Specialism in Data Science
More and more, within some companies, we are seeing the granularisation of a data scientist’s role, more expertise is required to complete a certain work stream or to stay competitive and so more specialised knowledge is required. This is really a very natural continuation of the field but it does also mean that the role of ‘data scientist’ is likely to become less and less common, soon it will be more common to have specialisms earlier, so maybe you will become a recommendations data scientist or an NLP expert. We already commonly see two areas of a data scientist’s workload split: data engineering and machine learning engineering. These two roles were once firmly within a data scientist’s remit, but now that a huge amount of investment has gone into the infrastructure to support machine learning models it means that an engineer is required to understand this infrastructure in more detail. Similarly, a large part of a data scientists job remit would have been to clean and organise data. When I was doing my training courses some years ago an often quoted saying was ‘90% of a data scientist’s job is cleaning data’, for most people this is simply not a true statement anymore, as this job is mostly taken on by data engineers.

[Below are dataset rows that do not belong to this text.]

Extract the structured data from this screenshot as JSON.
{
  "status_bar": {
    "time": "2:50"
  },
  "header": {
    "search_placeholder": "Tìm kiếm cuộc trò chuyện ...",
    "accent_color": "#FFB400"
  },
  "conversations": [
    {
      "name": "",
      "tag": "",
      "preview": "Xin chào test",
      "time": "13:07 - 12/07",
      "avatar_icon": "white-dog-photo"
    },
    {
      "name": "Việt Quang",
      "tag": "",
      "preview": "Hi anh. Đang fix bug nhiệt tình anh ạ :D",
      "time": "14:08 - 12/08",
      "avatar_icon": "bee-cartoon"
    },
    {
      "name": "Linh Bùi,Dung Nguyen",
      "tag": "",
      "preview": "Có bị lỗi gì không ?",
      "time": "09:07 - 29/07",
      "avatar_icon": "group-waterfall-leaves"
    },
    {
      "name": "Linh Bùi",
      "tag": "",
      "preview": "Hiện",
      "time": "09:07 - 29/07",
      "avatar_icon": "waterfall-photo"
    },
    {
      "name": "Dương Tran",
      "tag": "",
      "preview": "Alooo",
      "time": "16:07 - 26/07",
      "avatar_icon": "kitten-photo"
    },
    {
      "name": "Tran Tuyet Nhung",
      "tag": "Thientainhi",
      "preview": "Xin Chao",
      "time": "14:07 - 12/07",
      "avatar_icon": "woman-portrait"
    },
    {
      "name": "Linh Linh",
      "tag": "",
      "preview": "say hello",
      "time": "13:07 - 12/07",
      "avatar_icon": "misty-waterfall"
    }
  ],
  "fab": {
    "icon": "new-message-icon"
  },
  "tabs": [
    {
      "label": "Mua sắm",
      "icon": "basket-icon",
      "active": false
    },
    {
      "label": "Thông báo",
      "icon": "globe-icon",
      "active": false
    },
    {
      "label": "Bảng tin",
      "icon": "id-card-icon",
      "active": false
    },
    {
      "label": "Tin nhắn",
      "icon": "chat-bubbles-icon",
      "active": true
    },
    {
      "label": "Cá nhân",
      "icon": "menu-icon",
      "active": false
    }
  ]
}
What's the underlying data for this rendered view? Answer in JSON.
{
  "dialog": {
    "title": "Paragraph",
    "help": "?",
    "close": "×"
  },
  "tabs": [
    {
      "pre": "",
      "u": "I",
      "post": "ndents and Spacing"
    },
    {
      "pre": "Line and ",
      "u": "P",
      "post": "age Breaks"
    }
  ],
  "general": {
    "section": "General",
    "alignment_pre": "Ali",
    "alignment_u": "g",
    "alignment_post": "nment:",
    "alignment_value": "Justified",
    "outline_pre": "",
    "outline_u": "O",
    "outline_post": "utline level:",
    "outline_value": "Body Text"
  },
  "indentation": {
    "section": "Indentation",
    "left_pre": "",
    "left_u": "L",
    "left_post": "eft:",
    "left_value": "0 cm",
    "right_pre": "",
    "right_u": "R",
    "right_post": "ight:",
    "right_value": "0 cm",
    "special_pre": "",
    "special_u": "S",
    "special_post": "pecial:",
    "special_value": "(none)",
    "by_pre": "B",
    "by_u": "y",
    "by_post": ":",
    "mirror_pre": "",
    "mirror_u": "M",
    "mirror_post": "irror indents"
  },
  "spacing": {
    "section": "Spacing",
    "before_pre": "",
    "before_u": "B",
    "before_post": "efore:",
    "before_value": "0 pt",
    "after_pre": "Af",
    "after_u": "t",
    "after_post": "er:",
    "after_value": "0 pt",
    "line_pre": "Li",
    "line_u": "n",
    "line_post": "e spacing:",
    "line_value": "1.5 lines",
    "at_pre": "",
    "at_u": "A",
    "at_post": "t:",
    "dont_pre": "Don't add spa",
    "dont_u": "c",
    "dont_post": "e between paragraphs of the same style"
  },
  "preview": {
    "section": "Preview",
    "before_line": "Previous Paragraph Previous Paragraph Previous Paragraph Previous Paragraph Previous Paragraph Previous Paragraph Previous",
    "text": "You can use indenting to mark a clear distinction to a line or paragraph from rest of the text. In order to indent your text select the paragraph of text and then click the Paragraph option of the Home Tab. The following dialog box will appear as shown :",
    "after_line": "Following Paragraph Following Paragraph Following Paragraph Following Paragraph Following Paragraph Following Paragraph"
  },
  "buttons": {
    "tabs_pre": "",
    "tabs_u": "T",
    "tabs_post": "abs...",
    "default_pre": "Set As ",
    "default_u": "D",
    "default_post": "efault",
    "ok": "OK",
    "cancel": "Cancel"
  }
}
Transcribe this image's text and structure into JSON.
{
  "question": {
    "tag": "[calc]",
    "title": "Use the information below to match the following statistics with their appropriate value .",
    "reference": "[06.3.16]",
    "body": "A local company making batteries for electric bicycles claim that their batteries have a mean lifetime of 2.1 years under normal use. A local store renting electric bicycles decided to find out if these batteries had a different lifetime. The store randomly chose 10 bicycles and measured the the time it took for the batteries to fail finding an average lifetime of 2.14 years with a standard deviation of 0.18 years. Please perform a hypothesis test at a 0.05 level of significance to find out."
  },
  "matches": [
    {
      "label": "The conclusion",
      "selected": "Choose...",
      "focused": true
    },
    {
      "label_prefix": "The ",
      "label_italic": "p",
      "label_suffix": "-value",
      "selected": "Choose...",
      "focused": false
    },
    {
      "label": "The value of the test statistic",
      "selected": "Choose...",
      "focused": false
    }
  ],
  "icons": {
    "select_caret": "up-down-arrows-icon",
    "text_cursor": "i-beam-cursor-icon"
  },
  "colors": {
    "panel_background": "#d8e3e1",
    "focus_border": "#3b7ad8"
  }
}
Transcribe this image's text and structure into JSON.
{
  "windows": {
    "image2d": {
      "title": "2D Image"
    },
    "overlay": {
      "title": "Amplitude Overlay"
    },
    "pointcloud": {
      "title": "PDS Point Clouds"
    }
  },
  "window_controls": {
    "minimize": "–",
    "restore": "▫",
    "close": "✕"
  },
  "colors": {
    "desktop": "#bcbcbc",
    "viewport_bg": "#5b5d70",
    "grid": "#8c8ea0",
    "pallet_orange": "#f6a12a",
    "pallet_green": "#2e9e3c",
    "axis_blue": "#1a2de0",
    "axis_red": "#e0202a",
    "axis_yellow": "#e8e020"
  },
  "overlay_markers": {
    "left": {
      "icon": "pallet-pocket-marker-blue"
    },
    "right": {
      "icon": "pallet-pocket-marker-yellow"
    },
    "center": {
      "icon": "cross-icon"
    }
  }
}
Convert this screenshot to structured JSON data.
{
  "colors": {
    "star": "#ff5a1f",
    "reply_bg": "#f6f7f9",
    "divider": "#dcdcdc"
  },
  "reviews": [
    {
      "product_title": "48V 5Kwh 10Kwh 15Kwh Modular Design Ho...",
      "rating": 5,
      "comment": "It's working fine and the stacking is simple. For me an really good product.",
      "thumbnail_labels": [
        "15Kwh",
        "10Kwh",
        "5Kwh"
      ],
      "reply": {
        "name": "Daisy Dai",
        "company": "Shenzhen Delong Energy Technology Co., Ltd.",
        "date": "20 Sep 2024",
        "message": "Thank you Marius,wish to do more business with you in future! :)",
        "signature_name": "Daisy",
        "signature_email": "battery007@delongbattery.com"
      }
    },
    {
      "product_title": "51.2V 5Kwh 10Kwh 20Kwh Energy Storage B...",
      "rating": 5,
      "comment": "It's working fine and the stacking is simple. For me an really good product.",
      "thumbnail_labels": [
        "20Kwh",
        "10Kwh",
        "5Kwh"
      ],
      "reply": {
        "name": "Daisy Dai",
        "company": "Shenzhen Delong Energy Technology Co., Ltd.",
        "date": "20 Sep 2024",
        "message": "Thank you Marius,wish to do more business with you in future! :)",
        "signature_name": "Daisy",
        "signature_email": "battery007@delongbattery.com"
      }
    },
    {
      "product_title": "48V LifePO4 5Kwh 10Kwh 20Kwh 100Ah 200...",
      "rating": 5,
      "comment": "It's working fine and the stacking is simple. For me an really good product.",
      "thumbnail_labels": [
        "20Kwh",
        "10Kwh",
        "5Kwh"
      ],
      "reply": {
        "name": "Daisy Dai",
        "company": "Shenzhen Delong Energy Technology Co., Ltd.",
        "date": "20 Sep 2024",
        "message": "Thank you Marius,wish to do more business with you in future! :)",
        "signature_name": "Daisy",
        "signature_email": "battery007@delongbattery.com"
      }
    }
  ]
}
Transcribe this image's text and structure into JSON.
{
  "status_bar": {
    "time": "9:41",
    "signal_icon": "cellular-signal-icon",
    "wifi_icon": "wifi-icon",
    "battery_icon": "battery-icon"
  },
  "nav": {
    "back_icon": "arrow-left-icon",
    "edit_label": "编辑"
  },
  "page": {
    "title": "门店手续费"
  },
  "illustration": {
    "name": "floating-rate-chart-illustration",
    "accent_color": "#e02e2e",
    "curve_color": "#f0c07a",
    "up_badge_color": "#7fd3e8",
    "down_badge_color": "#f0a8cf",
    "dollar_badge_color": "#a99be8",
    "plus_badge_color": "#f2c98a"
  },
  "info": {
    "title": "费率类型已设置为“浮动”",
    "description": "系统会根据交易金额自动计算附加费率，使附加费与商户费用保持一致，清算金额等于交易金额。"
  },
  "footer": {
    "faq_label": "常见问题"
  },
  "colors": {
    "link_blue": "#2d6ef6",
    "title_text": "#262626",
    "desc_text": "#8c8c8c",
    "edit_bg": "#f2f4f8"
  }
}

Already Gousto is hiring with specialisms in mind, we recently had roles available for a forecasting data scientist and a recommendations data scientist, because we are now well aware that the specialist is going to be important going forward. Of course people can always learn, they can always re-specialise, but bringing that ready-made expertise into the team is important for us.
There are a couple of negatives to breaking down the workload of a data scientist, at least in terms of job prospects. It means that certain roles will become more competitive and more dependent on experience, it also means that there will be many more junior roles but not necessarily more senior roles, so there could be a significant amount more competition for say a head of data science position. The point being that we shouldn’t expect the job roles that exist today to be the same in 10 years time, especially for someone who wants to climb the corporate ladder quickly I think it is worth considering whether data science is the best way of doing that, as senior roles will inevitably become more competitive over the years.
It seems as though data science is still in a great place, a lot of hype surrounded the field in the early 00s and for the most part the hype was lived up to. Now we are moving into a much more stable phase where certain algorithms and techniques are commonplace and often expected in commercial settings. The next phase will most likely be the further granularisation of roles in the field.
This granularisation of work is a great thing in many ways, it means that there is a lot more opportunity for any new data scientists entering the field to make a name for themselves. I personally think it is also really exciting, it means that there is more opportunity to focus on a particular subject and become an expert in it, it means there is more potential to create clever algorithms, and it means we can push the boundaries even more of what data science is capable of.